The AI Reality For SaaS
Upekkha remains confident in its selection and mentoring of the best SaaS startups from India to beat global competition, especially because of the referral system that makes it easier for its internal analysts and fund managers to assess the founder and the founding team, but also the product-market fit which is ever evolving.
Data is yet another USP or competitive moat that investors are increasingly focussing on when it comes to the early stage, since this has long-term implications on the viability of the business.
For instance, given that AI and ML have added a new dimension to B2B software, most investors are bullish about SaaS models that deeply incorporate AI tools. But this is simply not going to have the outcome that the startup wants without the right data.
Krishnamoorthy pointed out that until a few years ago, everything was about the cloud. SaaS startups banked on cloud early to differentiate themselves, but now all SaaS is run on the cloud. AI will go through this shift in the next year or two.
He was of the opinion that things are still early and many of the AI-based features or optimisations are yet to be scaled up in a meaningful way.
“Some startups add features that are powered by AI, some of them leverage LLMs for operational efficiency and increasing margins. Every SaaS company has one on the other approach, but the ones who are able to get enough data and do things end-to-end with AI will see the biggest adoption.”

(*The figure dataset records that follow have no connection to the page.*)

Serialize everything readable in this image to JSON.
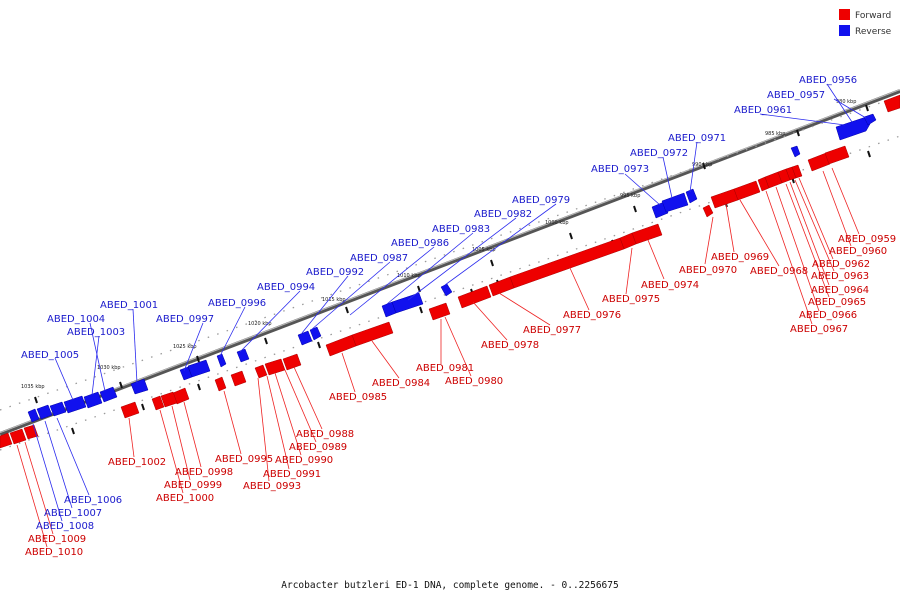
{
  "caption": "Arcobacter butzleri ED-1 DNA, complete genome. - 0..2256675",
  "legend": [
    {
      "label": "Forward",
      "color": "#ee0000"
    },
    {
      "label": "Reverse",
      "color": "#1111ee"
    }
  ],
  "colors": {
    "forward": "#ee0000",
    "forward_shade": "#b80000",
    "reverse": "#1111ee",
    "reverse_shade": "#0000a8",
    "axis": "#777777",
    "forward_text": "#cc0000",
    "reverse_text": "#1a1acc"
  },
  "ticks": [
    "980 kbp",
    "985 kbp",
    "990 kbp",
    "995 kbp",
    "1000 kbp",
    "1005 kbp",
    "1010 kbp",
    "1015 kbp",
    "1020 kbp",
    "1025 kbp",
    "1030 kbp",
    "1035 kbp"
  ],
  "genes": {
    "reverse": [
      "ABED_0956",
      "ABED_0957",
      "ABED_0961",
      "ABED_0971",
      "ABED_0972",
      "ABED_0973",
      "ABED_0979",
      "ABED_0982",
      "ABED_0983",
      "ABED_0986",
      "ABED_0987",
      "ABED_0992",
      "ABED_0994",
      "ABED_0996",
      "ABED_0997",
      "ABED_1001",
      "ABED_1004",
      "ABED_1003",
      "ABED_1005",
      "ABED_1006",
      "ABED_1007",
      "ABED_1008"
    ],
    "forward": [
      "ABED_0959",
      "ABED_0960",
      "ABED_0962",
      "ABED_0963",
      "ABED_0964",
      "ABED_0965",
      "ABED_0966",
      "ABED_0967",
      "ABED_0968",
      "ABED_0969",
      "ABED_0970",
      "ABED_0974",
      "ABED_0975",
      "ABED_0976",
      "ABED_0977",
      "ABED_0978",
      "ABED_0980",
      "ABED_0981",
      "ABED_0984",
      "ABED_0985",
      "ABED_0988",
      "ABED_0989",
      "ABED_0990",
      "ABED_0991",
      "ABED_0993",
      "ABED_0995",
      "ABED_0998",
      "ABED_0999",
      "ABED_1000",
      "ABED_1002",
      "ABED_1009",
      "ABED_1010"
    ]
  }
}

Upekkha is looking for startups that are doing much more with AI than what is possible ‘traditionally’, and for this, data will be a critical component.Getting there means Indian companies have to hurdle several data barriers. Finding the right data will be key to delivering the right services and that is a non-trivial challenge, Krishnamoorthy told us.

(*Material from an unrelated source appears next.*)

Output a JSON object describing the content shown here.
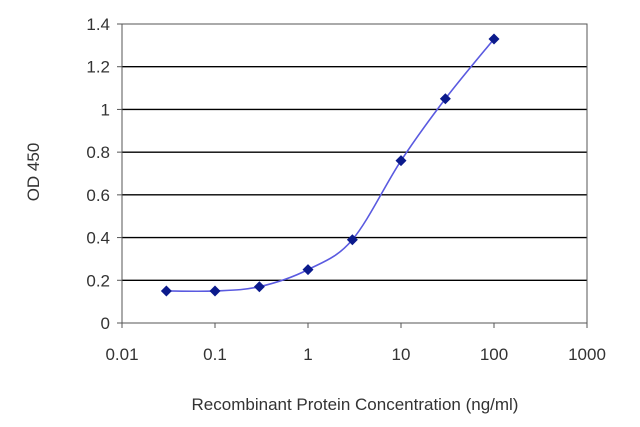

“We are not focussing on any particular functionality or vertical, but the idea is to find the startups that are doing 5X or 10X more with AI — whether that is in product development or business — than what is possible otherwise. The most critical piece within that is data, so you know how to differentiate the service or software you deliver” he added.
The Upekkha managing partner compares the current state of AI in SaaS to early mobile app development. While the big tech companies created the platforms for apps, the UI and UX for apps was made by startups. While the likes of Apple or Google were busy fleshing out pieces of their operating systems, independent developers and startups did the work that now everyone recognises as a mobile app.
SaaS will similarly change and narrow down into verticals as more and more data comes in, and as the foundational platforms improve. “They (app makers) had the data that showed what users were doing and built their apps and UX around that data. Now this has become the gold standard for all new apps. Healthcare is one area that has immense potential with AI due to the friction in service delivery, for instance, but the system differs from geography to geography.”